В спальне с альковом обнаружилась громадная гардеробная. Ее двери маскировались фальшивым книжным стеллажом. По площади это помещение, наверное, не уступало театральному гардеробу и состояло из четырех рядов плечиков с одеждой, метров по пяти в длину каждый. Было тут и нижнее белье в специальной холодильной камере (?), и внушительная обувная полка, и даже гримировочный столик с феном. Подорогин взял тонкий бенетоновский пуловер, утепленную джинсовую пару и кожаную куртку на меху. Заглянув в нишу для головных уборов, он не поверил своим глазам: среди стопок вязаных шапок, кепи, шляп и ушанок всех мастей возлежала шапка Мономаха. Что это не экспонат Алмазного Фонда, даже не копия, а голограмма, он понял лишь тогда, когда случайно загородил головой лампу подсветки. Горящую, отороченную соболем филигрань подножия жемчужного креста он рассматривал, будто улику — призрачное сокровище отчего-то навеяло ему мысли о снимках разбившейся девицы в снегу.
После завтрака он спустился в регистратуру В ответ на вопрос, кто оплачивает апартаменты на двадцать пятом этаже, молоденькая дежурная администраторша, отчего-то озлившись, отправила его к старшей. Та, поджав плечом телефонную трубку и улыбаясь не то Подорогину, не то своему незримому собеседнику, сказала вполголоса, почти не разнимая губ:
— Двадцать пятый — вообще не наша юрисдикция.
— А чья же? — удивился Подорогин.
Женщина подалась к нему через конторку:
— Вы там живете, и спрашиваете — чья?.. Нет-нет, это я не вам, — засмеялась она в микрофон и замахала на Подорогина автоматической печатью, давая понять, что разговор окончен.

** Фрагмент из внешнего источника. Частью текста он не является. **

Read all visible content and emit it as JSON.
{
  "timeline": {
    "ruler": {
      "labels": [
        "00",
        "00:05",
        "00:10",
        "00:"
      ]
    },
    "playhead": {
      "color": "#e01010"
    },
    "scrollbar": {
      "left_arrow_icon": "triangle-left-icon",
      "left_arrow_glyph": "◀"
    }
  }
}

В такси, по пути в городскую прокуратуру, он по порядку, методично набирал телефонные номера, занесенные в память старой «нокии» — от аптечного склада до Шивы, — и не дождался ответа ни по одному. Либо в трубке раздавались короткие гудки, дополняемые уведомлением на дисплее: «Сеть занята», — либо связь обрывалась безо всяких гудков и уведомлений. На проходной в прокуратуре ему было сообщено, что следователь Ганиев убыл в служебную командировку, о географии и сроках задания говорить не положено.
— А Уткин? — спросил он наобум.
— А черт его знает, — зевнул дежурный.
Перед ограждением служебной стоянки топтался газетный лоточник. За чугунной решеткой прохаживался часовой с автоматом и овчаркой на поводке. Подорогин купил заиндевевшие «Аргументы и факты» и почему-то зажигалку. Его взорванный «лендровер» был похож на пасхальный кулич. Под шапкой старого зернистого снега бугрился вздутый кузов. Севшие скаты вмерзли в лед. Оба расчищенных парковочных места по бокам джипа были незаняты — никто, как видно, не хотел соседствовать с руинами. Подорогин собрался закурить, полез в карман за сигаретами, но тут послышался грозный собачий рык. Часовой посмотрел на пса, затем на ограду, встряхнул автоматом на плече, и Подорогин почел за лучшее удалиться.